Equality before the law

Whether we call a law divine or whether we view it as man made, the fact is that the biggest injustices we find is often not because the laws of countries are essentially unjust, but that the application of said law is bias. Some legal systems are better than others because they have built within them proper checks and balances to mitigate some corrupt tendencies that we- as people- have. But in the end, the Rule of Law, refers to equality before the law- whatever that law may be. In modern Western law we say that everyone is innocent unless and until proven guilty. While this is our Western ideal, in practice we have found that our prejudices have sometimes overcome us. Despite that, in most Western countries, the courts do not unlawfully discriminate against people based on the likelihood of their particular demographic perpetrating a crime, even though it may happen on occasion.
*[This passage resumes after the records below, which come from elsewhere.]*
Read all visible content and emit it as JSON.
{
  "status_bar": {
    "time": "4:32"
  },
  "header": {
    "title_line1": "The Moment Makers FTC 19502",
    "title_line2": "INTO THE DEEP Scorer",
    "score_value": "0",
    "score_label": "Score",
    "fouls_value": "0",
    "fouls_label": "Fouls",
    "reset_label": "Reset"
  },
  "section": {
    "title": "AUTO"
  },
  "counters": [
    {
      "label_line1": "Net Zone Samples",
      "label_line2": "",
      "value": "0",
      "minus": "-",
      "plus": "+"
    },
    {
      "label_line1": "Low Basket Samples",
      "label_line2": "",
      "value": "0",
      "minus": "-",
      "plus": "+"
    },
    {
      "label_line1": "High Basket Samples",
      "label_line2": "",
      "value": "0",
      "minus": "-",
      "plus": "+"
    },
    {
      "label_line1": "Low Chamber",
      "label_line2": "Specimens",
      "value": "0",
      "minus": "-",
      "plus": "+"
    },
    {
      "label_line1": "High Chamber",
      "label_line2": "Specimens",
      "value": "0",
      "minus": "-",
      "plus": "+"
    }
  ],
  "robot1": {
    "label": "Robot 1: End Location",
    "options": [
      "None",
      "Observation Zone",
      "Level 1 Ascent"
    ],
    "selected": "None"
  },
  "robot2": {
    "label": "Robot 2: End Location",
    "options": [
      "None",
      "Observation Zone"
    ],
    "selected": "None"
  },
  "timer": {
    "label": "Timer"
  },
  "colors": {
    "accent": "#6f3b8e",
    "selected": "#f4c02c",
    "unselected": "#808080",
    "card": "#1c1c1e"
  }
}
The law is not based on statistical analysis of what is likely or unlikely. When someone is presented before a court, all that should matter is evidence. People who hold to the principles of law know that this must necessarily be the case. The Qur’an tells us in Chapter 4 verse 135 to ‘Stand up firmly for justice, as a witness to God, even as against yourselves or your parents or your kin, and whether it be against rich or poor. ‘ There is no favouritism in the application of law. We cannot prosecute poor people and let rich people walk. Or prosecute others, and let people who are from our relatives or countrymen go. Rather, we must always be a society that follows the rule of law, whatever that law is, with out favour or prejudice.